I do hope this is prosecuted as a hate crime. Although I don’t know all the details, the homophobia of Tyler’s roommate seems evident. I have been so upset by this story, by these events, by the horrible outcome. I feel so sad for Tyler’s family, and even more heartbroken that Tyler could not feel the support of all the people, famous and otherwise that have spoken out since his suicide. He had no idea of the legion of people across the country, around the world that have felt his pain, and have asked for an end to bullying activities like this one.

The other problem is that the laws have not caught up with the technology. After the Megan Meier case, I had hoped the government would spring into action, and realize that we as a nation were already behind the times and need to catch up quickly by putting laws in place to prosecute internet crimes. Sadly, we are still behind, and the criminals in Tyler’s case will likely serve little, if any jail time.

For now, it up to every parent to teach acceptance, tolerance and compassion. It is up to every person to set that example. For those who teach the opposite, who preach hatred, a reminder that your child could be on either side of a case like this one. And both of the outcomes are horrible- a death and/or a life ruined.

We are all responsible. Every moment, every day. Every single one of us.

Article Links and resources:

Early Article About Tyler’s Death from ABC:
http://abcnews.go.com/US/victim-secret-dorm-sex-tape-commits-suicide/story?id=11758716
It Gets Better Project:
http://www.youtube.com/user/itgetsbetterproject
Celebrities Ban Together to Speak out Against Bullying
http://www.popeater.com/2010/10/06/tim-gunn-ellen-degeneres-bullying-psa/

4 comments:

Anonymous,  October 6, 2010 at 11:27 PM  

This is an article and a topic that I have read over and over again lately. All of the children that are taking their lives as the result of bullying is absolutely horrible. Something has to be done.

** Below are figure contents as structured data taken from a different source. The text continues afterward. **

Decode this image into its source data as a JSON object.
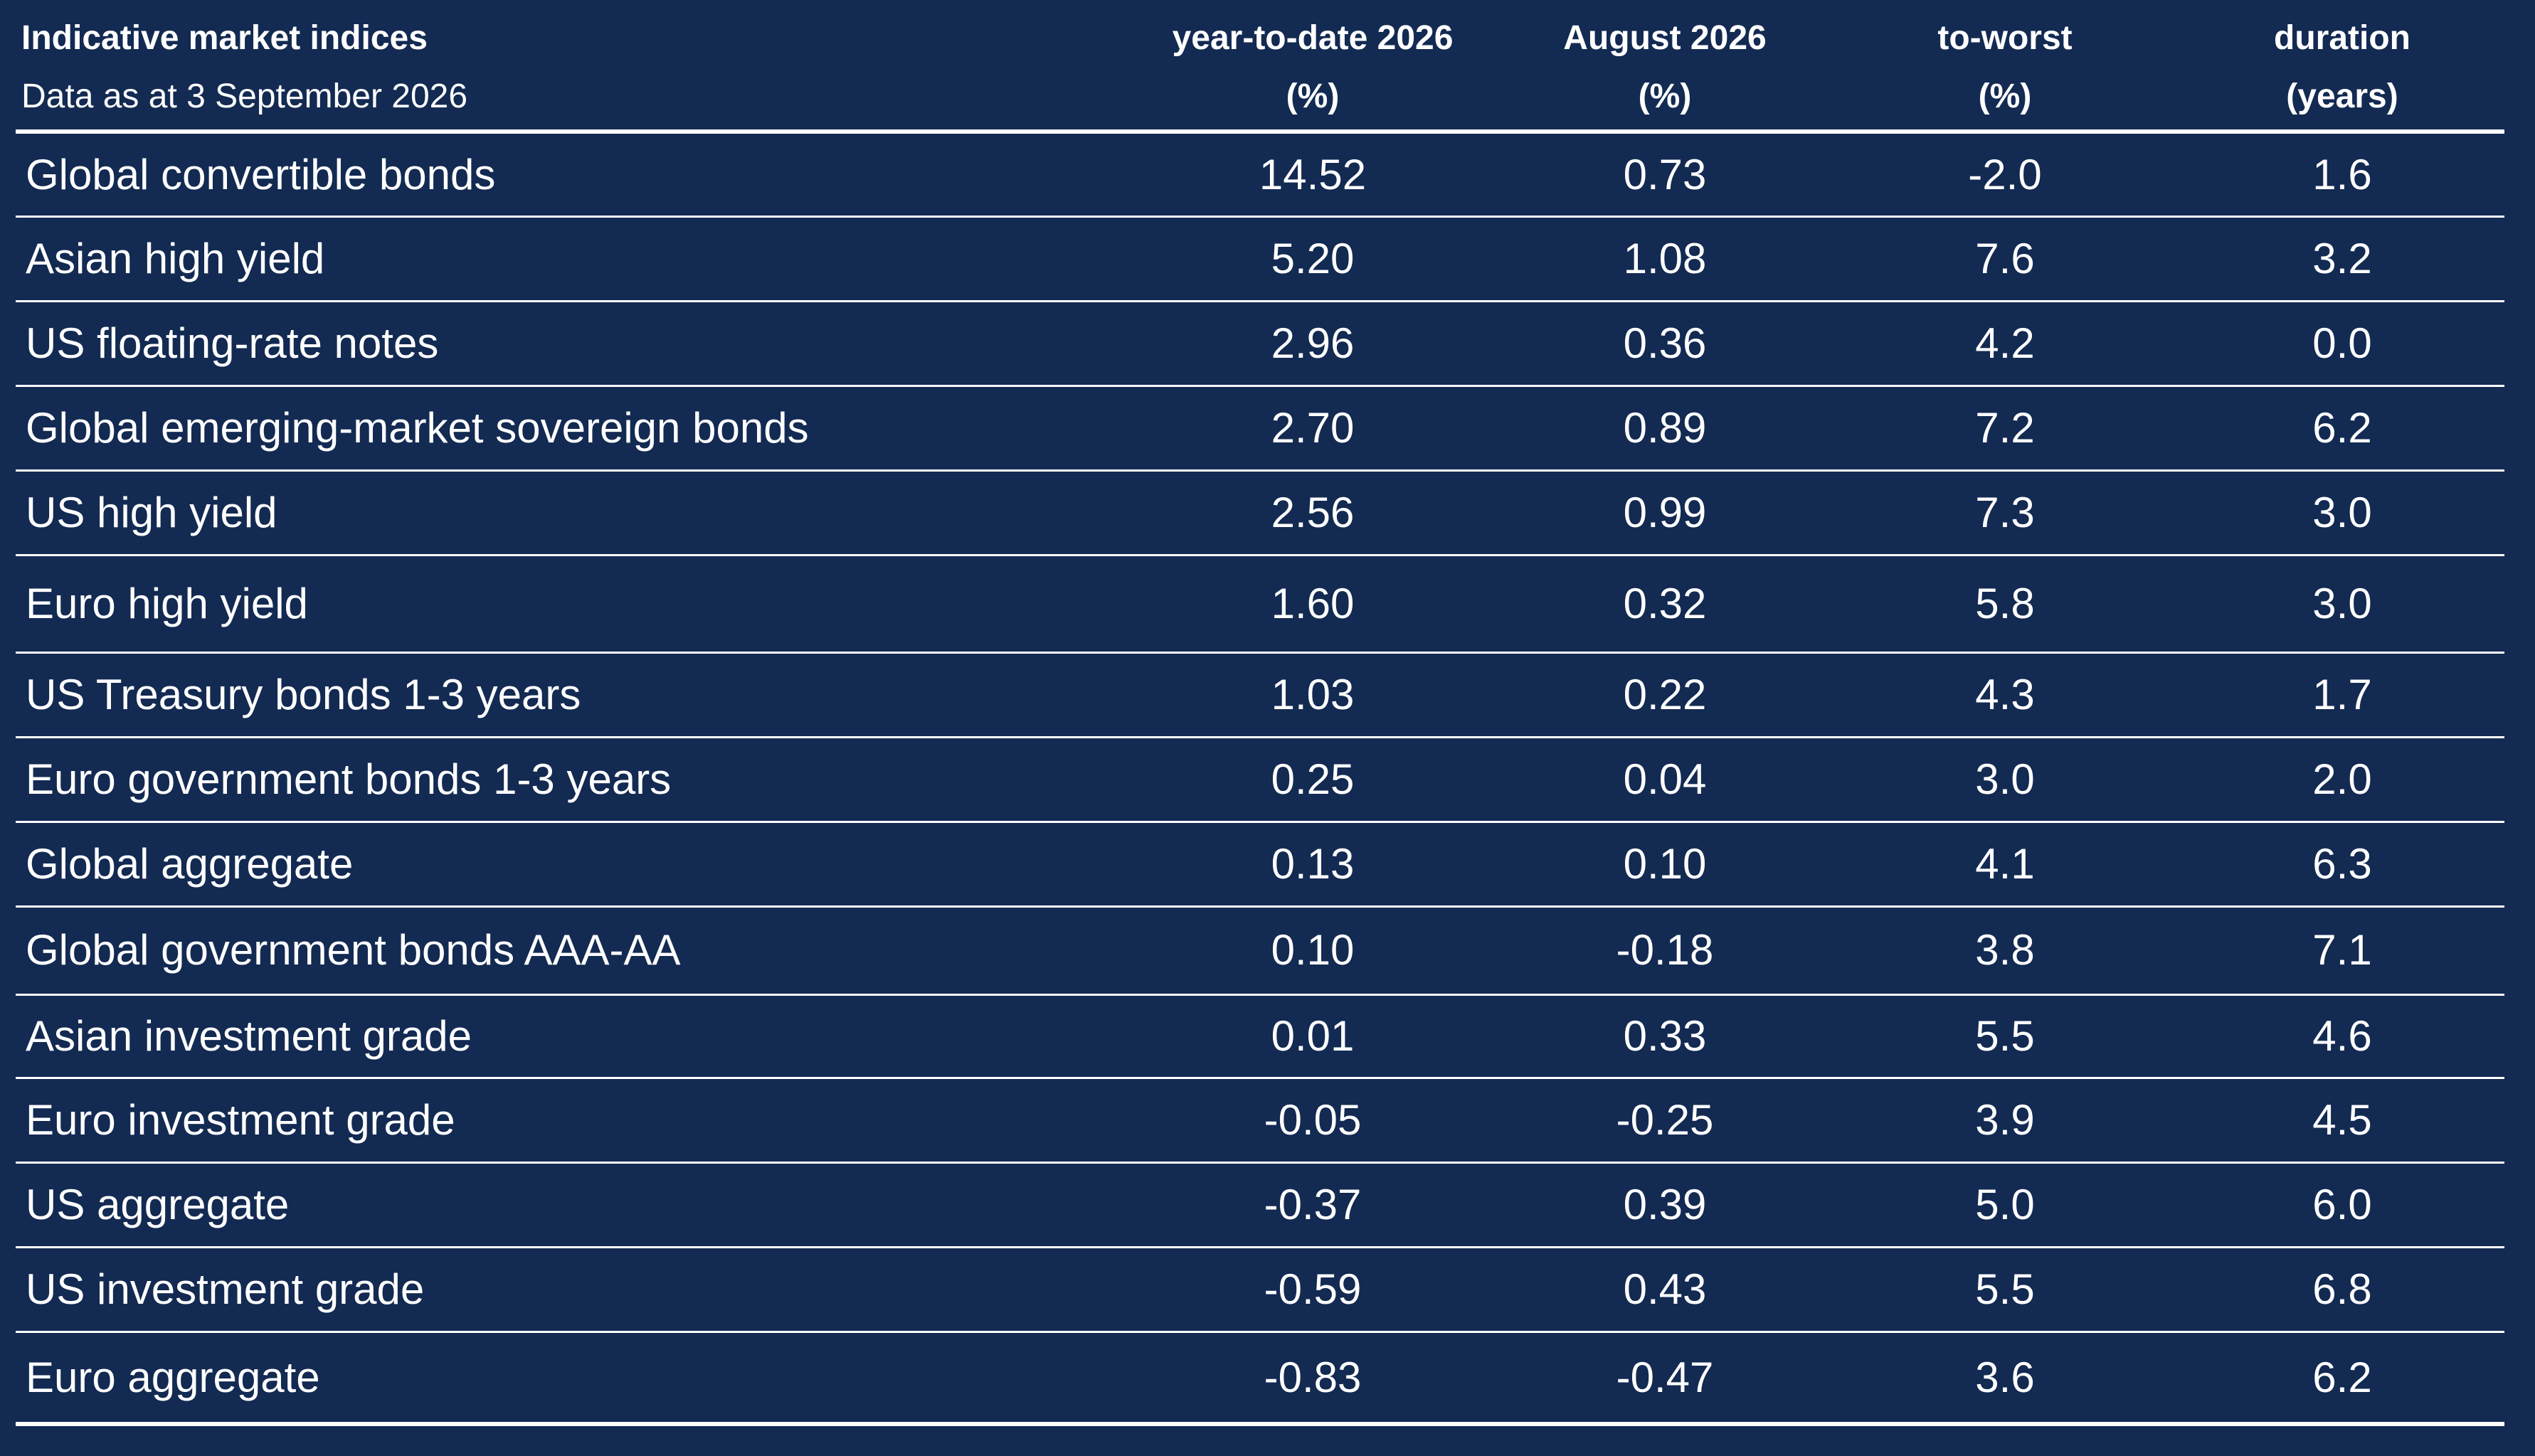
{
  "chart_data": {
    "type": "table",
    "title": "Indicative market indices",
    "subtitle": "Data as at 3 September 2026",
    "columns": [
      {
        "line1": "year-to-date 2026",
        "line2": "(%)"
      },
      {
        "line1": "August 2026",
        "line2": "(%)"
      },
      {
        "line1": "to-worst",
        "line2": "(%)"
      },
      {
        "line1": "duration",
        "line2": "(years)"
      }
    ],
    "rows": [
      {
        "name": "Global convertible bonds",
        "values": [
          "14.52",
          "0.73",
          "-2.0",
          "1.6"
        ]
      },
      {
        "name": "Asian high yield",
        "values": [
          "5.20",
          "1.08",
          "7.6",
          "3.2"
        ]
      },
      {
        "name": "US floating-rate notes",
        "values": [
          "2.96",
          "0.36",
          "4.2",
          "0.0"
        ]
      },
      {
        "name": "Global emerging-market sovereign bonds",
        "values": [
          "2.70",
          "0.89",
          "7.2",
          "6.2"
        ]
      },
      {
        "name": "US high yield",
        "values": [
          "2.56",
          "0.99",
          "7.3",
          "3.0"
        ]
      },
      {
        "name": "Euro high yield",
        "values": [
          "1.60",
          "0.32",
          "5.8",
          "3.0"
        ]
      },
      {
        "name": "US Treasury bonds 1-3 years",
        "values": [
          "1.03",
          "0.22",
          "4.3",
          "1.7"
        ]
      },
      {
        "name": "Euro government bonds 1-3 years",
        "values": [
          "0.25",
          "0.04",
          "3.0",
          "2.0"
        ]
      },
      {
        "name": "Global aggregate",
        "values": [
          "0.13",
          "0.10",
          "4.1",
          "6.3"
        ]
      },
      {
        "name": "Global government bonds AAA-AA",
        "values": [
          "0.10",
          "-0.18",
          "3.8",
          "7.1"
        ]
      },
      {
        "name": "Asian investment grade",
        "values": [
          "0.01",
          "0.33",
          "5.5",
          "4.6"
        ]
      },
      {
        "name": "Euro investment grade",
        "values": [
          "-0.05",
          "-0.25",
          "3.9",
          "4.5"
        ]
      },
      {
        "name": "US aggregate",
        "values": [
          "-0.37",
          "0.39",
          "5.0",
          "6.0"
        ]
      },
      {
        "name": "US investment grade",
        "values": [
          "-0.59",
          "0.43",
          "5.5",
          "6.8"
        ]
      },
      {
        "name": "Euro aggregate",
        "values": [
          "-0.83",
          "-0.47",
          "3.6",
          "6.2"
        ]
      }
    ]
  }
}
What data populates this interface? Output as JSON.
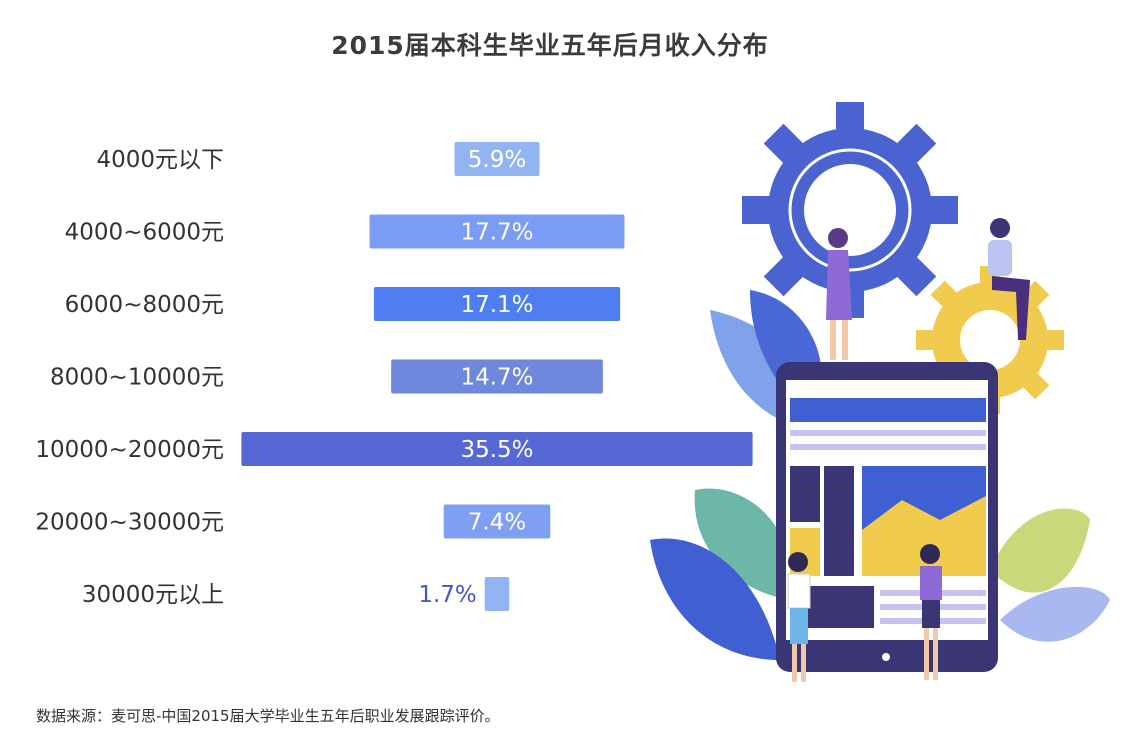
{
  "title": "2015届本科生毕业五年后月收入分布",
  "source": "数据来源：麦可思-中国2015届大学毕业生五年后职业发展跟踪评价。",
  "chart_data": {
    "type": "bar",
    "orientation": "horizontal",
    "alignment": "centered",
    "title": "2015届本科生毕业五年后月收入分布",
    "unit": "%",
    "categories": [
      "4000元以下",
      "4000~6000元",
      "6000~8000元",
      "8000~10000元",
      "10000~20000元",
      "20000~30000元",
      "30000元以上"
    ],
    "values": [
      5.9,
      17.7,
      17.1,
      14.7,
      35.5,
      7.4,
      1.7
    ],
    "labels": [
      "5.9%",
      "17.7%",
      "17.1%",
      "14.7%",
      "35.5%",
      "7.4%",
      "1.7%"
    ],
    "colors": [
      "#93b4f2",
      "#7b9cf5",
      "#4f7ef2",
      "#6f87dc",
      "#5568d6",
      "#7f9ff3",
      "#93b4f2"
    ],
    "label_color_inside": "#ffffff",
    "label_color_outside": "#4655c8",
    "grid": false,
    "legend": "none"
  }
}
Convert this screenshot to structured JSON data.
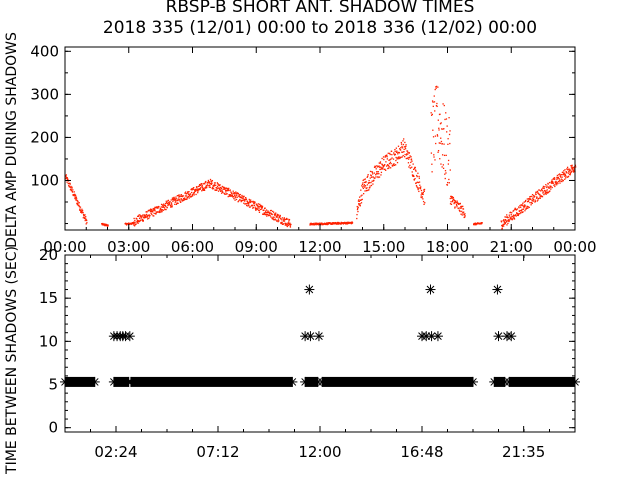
{
  "title_line1": "RBSP-B SHORT ANT. SHADOW TIMES",
  "title_line2": "2018 335 (12/01) 00:00 to 2018 336 (12/02) 00:00",
  "chart_data": [
    {
      "type": "scatter",
      "ylabel": "DELTA AMP DURING SHADOWS",
      "xlim": [
        0,
        24
      ],
      "ylim": [
        -15,
        410
      ],
      "x_tick_labels": [
        "00:00",
        "03:00",
        "06:00",
        "09:00",
        "12:00",
        "15:00",
        "18:00",
        "21:00",
        "00:00"
      ],
      "y_tick_labels": [
        "100",
        "200",
        "300",
        "400"
      ],
      "color": "#ff2200",
      "segments": [
        {
          "x": [
            0.0,
            1.0
          ],
          "y": [
            110,
            5
          ],
          "spread": 8
        },
        {
          "x": [
            1.7,
            2.0
          ],
          "y": [
            0,
            -3
          ],
          "spread": 2
        },
        {
          "x": [
            2.8,
            3.2
          ],
          "y": [
            0,
            2
          ],
          "spread": 2
        },
        {
          "x": [
            3.2,
            6.8,
            10.6
          ],
          "y": [
            5,
            95,
            0
          ],
          "spread": 10
        },
        {
          "x": [
            11.5,
            13.5
          ],
          "y": [
            0,
            3
          ],
          "spread": 2
        },
        {
          "x": [
            13.7,
            14.0,
            15.0,
            15.6,
            15.9,
            16.3,
            16.9
          ],
          "y": [
            25,
            85,
            140,
            160,
            180,
            135,
            60
          ],
          "spread": 20
        },
        {
          "x": [
            17.2,
            17.5,
            17.8,
            18.1
          ],
          "y": [
            200,
            240,
            190,
            150
          ],
          "spread": 90
        },
        {
          "x": [
            18.1,
            18.8
          ],
          "y": [
            60,
            25
          ],
          "spread": 12
        },
        {
          "x": [
            19.2,
            19.6
          ],
          "y": [
            0,
            2
          ],
          "spread": 2
        },
        {
          "x": [
            20.5,
            24.0
          ],
          "y": [
            0,
            135
          ],
          "spread": 12
        }
      ]
    },
    {
      "type": "scatter",
      "ylabel": "TIME BETWEEN SHADOWS (SEC)",
      "xlim": [
        0,
        24
      ],
      "ylim": [
        -0.5,
        20
      ],
      "x_tick_labels": [
        "02:24",
        "07:12",
        "12:00",
        "16:48",
        "21:35"
      ],
      "x_tick_values": [
        2.4,
        7.2,
        12.0,
        16.8,
        21.5833
      ],
      "y_tick_labels": [
        "0",
        "5",
        "10",
        "15",
        "20"
      ],
      "marker": "asterisk",
      "baseline": {
        "y": 5.3,
        "ranges": [
          [
            0.0,
            1.4
          ],
          [
            2.3,
            3.0
          ],
          [
            3.1,
            10.7
          ],
          [
            11.3,
            11.9
          ],
          [
            12.1,
            19.2
          ],
          [
            20.2,
            20.7
          ],
          [
            20.9,
            24.0
          ]
        ]
      },
      "points": [
        {
          "x": 2.3,
          "y": 10.6
        },
        {
          "x": 2.45,
          "y": 10.6
        },
        {
          "x": 2.6,
          "y": 10.6
        },
        {
          "x": 2.72,
          "y": 10.6
        },
        {
          "x": 2.85,
          "y": 10.6
        },
        {
          "x": 3.05,
          "y": 10.6
        },
        {
          "x": 11.3,
          "y": 10.6
        },
        {
          "x": 11.55,
          "y": 10.6
        },
        {
          "x": 11.95,
          "y": 10.6
        },
        {
          "x": 11.5,
          "y": 16.0
        },
        {
          "x": 16.8,
          "y": 10.6
        },
        {
          "x": 17.0,
          "y": 10.6
        },
        {
          "x": 17.25,
          "y": 10.6
        },
        {
          "x": 17.55,
          "y": 10.6
        },
        {
          "x": 17.2,
          "y": 16.0
        },
        {
          "x": 20.4,
          "y": 10.6
        },
        {
          "x": 20.8,
          "y": 10.6
        },
        {
          "x": 21.0,
          "y": 10.6
        },
        {
          "x": 20.35,
          "y": 16.0
        }
      ]
    }
  ]
}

I believe with all my heart that teachers, administrators, and parents need to be more aware of what is going on in their children's lives, in their schools, and in their peer groups. I also think that we need to start speaking out when we see people being bullied. So many people turn a blind eye and don't want to get involved. We need to start stepping in and speaking up for these kids who so often feel they have no voice.

There have to be stricter consequences for bullying. There needs to be a movement to make compassion "cool" so that people don't feel they need to put others down to build themselves up.

Sorry I know this is a long comment but it's something that has me really heated and hurting at the moment. I was lucky enough to never suffer from bullying...but I know that's rare these days.

Unknown October 7, 2010 at 8:14 AM  

It is so tragic to think something like this could happen...and way too often lately! I feel so sorry for the family and friends and for the young lives that have been lost for no good reason. We need to rid ourselves of hate.

Joi October 7, 2010 at 11:24 AM  

Well said!! It definitely starts at home but we need legislation to be in place to protect people privacy, especially since everyone has access to a video camera now.

Reggie November 10, 2010 at 7:20 PM  

I would agree, this is a tragedy. I blogged about this too last month, but I was surprised when so many people came out on the other side of this. Hate is eternal and inexorable.